The graph of distance as a function of time progressively increases until the wagons reach the end of the incline, although the distance reached at the end is slightly less for the wagons with drag than for the wagons without drag.

This last graph, below, shows the distances travelled for the wagons for each tiny time increment of the programming loop. This is really a test to see how fine the time and distance increments in the calculation are. The incremental distances really are in units of millimeters, meaning that the wagons move just a matter of a few millimeters for each 0.001 second time increments. Towards the end of the run as the wagons reach their maximum velocities, the wagons are still only travelling about 50 mm (5 cm) for each time increment. This is a pretty small distance and so the inaccuracies introduced by virtue of doing this calculation with a loop rather than with calculus are probably sufficiently small to not make an appreciable difference to the final outcome.
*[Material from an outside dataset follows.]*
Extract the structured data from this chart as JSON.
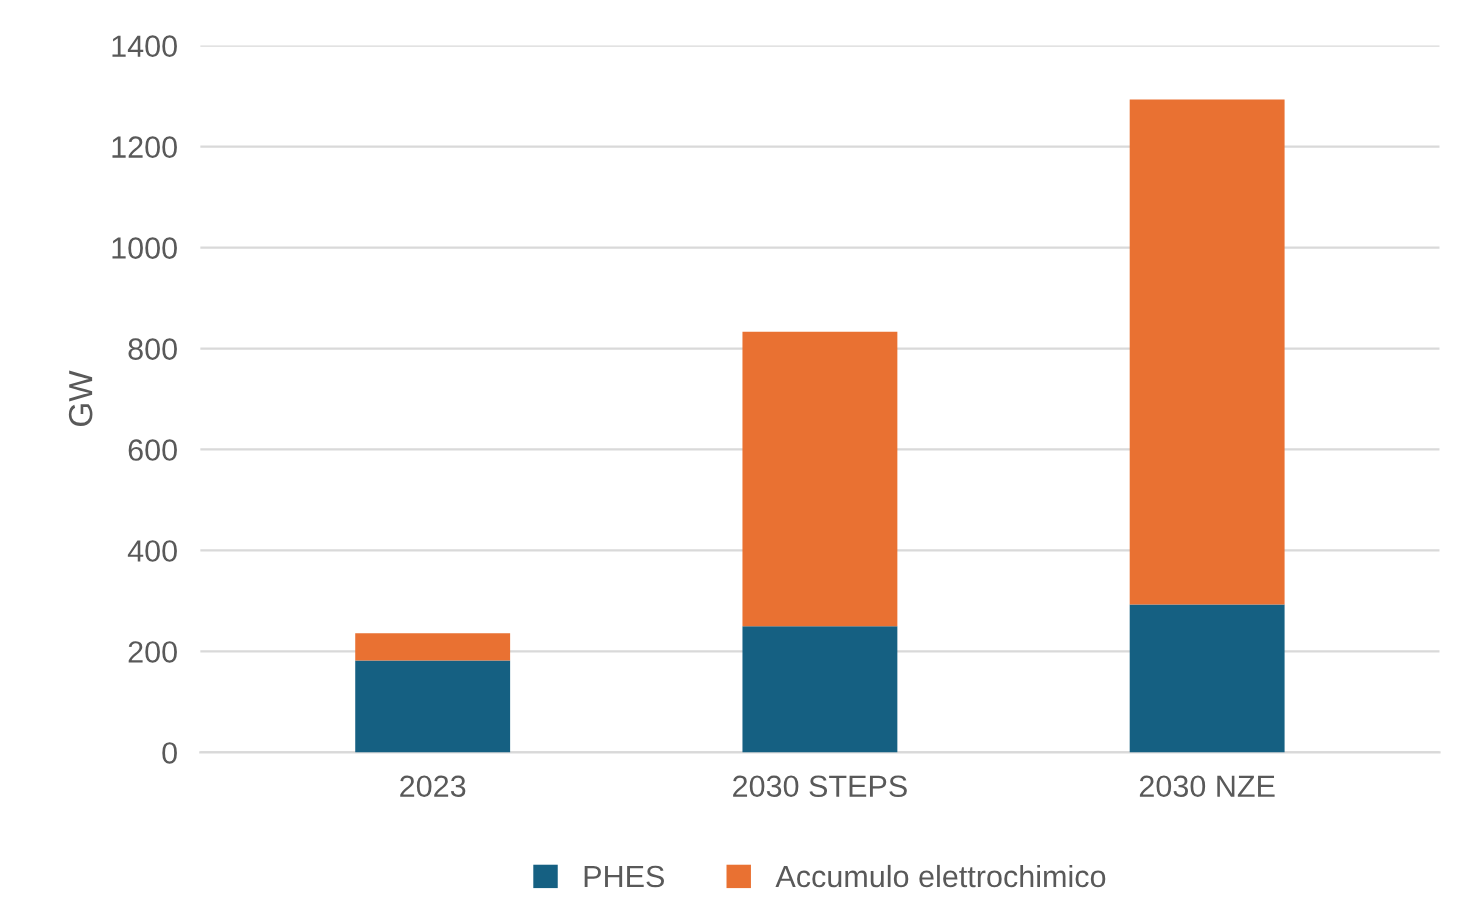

With the need for some assumptions, for it is impossible to know all the details with certainty, these calculations (if they are correct) show that the final velocity of the runaway ironstone wagons with rolling friction and drag due to air resistance would have reached 50.676 m/s or 113.36 mph after 44.647 seconds and the wagons would have reached a final acceleration of 0.659643 m/s2 at the bottom of Ingleby Incline. That is quite a speed and with 50 tons of weight this would have resulted in a tremendous force at the bottom.